I bambini che seguiamo sono bambini che “attraggono, che ci attraggono in modo un po’ speciale” e in modo speciale cerchiamo strade inedite e buon senso nel tentativo di leggerne i bisogni, testimoni a volte silenziosi di diritti negati.
C’è una parola che risuona spesso tra le righe del libro “L’attrazione speciale”. Che, sebbene se non espressa, premeva evidente come sfondo di riferimento ai concetti, alle sollecitazioni agli interrogativi, alle considerazioni mai pre-giudiziali del suo autore. La parola che mi spinge a scrivere queste brevi note è “desiderio”.
Lavoro con gli educatori, le educatrici che prestano la loro professionalità in ambito scolastico.
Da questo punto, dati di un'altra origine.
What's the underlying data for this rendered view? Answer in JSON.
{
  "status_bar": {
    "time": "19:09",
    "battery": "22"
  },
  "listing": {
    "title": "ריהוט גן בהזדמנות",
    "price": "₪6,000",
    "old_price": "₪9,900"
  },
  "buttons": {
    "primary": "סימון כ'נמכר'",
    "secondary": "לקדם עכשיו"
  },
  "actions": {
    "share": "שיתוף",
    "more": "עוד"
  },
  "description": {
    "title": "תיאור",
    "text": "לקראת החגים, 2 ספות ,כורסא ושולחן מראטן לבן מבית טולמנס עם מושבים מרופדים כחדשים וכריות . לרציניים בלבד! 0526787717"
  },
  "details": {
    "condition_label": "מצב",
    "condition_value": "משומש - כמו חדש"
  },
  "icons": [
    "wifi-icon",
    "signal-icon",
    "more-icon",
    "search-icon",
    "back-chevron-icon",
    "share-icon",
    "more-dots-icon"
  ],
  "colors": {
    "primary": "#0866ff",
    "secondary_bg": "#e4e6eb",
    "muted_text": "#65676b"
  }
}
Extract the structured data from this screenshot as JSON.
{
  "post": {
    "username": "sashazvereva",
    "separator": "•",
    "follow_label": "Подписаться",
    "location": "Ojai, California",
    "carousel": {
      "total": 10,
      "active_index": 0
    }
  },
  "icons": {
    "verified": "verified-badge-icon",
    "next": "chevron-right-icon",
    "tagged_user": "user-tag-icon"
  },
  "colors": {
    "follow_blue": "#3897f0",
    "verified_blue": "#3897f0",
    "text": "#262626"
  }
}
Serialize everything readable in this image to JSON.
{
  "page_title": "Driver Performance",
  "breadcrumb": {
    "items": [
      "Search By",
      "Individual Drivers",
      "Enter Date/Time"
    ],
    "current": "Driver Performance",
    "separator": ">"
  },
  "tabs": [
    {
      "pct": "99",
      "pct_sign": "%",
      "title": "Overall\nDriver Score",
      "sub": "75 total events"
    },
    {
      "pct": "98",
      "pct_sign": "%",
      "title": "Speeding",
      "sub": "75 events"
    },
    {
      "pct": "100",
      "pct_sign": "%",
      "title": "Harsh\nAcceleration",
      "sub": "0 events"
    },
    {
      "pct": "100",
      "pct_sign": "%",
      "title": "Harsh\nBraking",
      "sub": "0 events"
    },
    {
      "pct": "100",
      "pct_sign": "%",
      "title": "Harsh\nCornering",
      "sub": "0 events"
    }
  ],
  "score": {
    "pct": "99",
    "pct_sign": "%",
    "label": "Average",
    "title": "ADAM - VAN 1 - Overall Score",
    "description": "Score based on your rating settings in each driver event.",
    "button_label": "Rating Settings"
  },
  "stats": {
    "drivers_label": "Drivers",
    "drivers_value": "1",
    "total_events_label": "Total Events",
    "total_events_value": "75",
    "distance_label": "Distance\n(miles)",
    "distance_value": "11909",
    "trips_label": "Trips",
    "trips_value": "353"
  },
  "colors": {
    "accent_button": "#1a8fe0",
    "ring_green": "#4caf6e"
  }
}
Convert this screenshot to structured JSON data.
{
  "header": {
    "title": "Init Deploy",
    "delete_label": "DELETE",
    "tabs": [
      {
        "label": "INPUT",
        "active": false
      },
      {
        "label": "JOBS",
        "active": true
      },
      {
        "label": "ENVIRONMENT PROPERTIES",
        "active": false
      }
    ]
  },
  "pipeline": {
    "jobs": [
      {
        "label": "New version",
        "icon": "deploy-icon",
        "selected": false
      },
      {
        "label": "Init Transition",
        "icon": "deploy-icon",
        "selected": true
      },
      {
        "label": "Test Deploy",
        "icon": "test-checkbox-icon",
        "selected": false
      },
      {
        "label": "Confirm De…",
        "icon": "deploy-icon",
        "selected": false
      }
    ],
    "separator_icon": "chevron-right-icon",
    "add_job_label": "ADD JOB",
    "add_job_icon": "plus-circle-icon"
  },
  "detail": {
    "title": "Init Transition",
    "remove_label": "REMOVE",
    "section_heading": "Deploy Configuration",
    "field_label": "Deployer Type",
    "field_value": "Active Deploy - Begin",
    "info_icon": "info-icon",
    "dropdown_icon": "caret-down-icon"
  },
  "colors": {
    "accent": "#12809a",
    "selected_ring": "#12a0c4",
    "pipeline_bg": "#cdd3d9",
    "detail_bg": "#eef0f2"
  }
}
I bambini che ci affidano sono bambini con una diagnosi che prevede un accompagnamento a sfondo educativo disgiunto dal ruolo docente di sostegno preposto alla didattica.
Già l’idea di questa separazione fa riflettere. E viene voglia di sorridere se non fosse che probabilmente questo è il presupposto di ulteriori separazioni. Come se educare sia incompatibile con istruire, come se l’educazione nel suo respiro pedagogico non contenga in sé uno e cento apprendimenti i più differenti. La didattica e l’intervento educativo sembrano essere compagni di strada che non si riconoscono e in questa presunta estraneità lontano dal cercare i tratti distintivi delle diverse professionalità in un’ottica di integrazione delle competenze, decretano una gerarchia valoriale che pone l’educatore come vice insegnante di sostegno o preposto alla cura primaria e all’intervento animativo. La strada che Riccardo Massa ci ha indicato è ancora una meta da raggiungere e la presunta dicotomia tra educare e istruire è palese in moltissime scuole che attraversiamo durante il nostro lavoro.
I bambini che seguiamo sono bambini che “attraggono, che ci attraggono in modo un po’ speciale” e in modo speciale cerchiamo strade inedite e buon senso, altre volte ancora riscopriamo strade già percorse nel tentativo di leggerne i bisogni, testimoni a volte silenziosi di diritti negati….comunque sempre in ascolto.
E ancora la parola “desiderio” si riaffaccia prepotente.
Riprende forza a ogni capoverso. Perché il desiderio di cui parlo (sopito da troppo tempo) ha urgenza di un’espressione.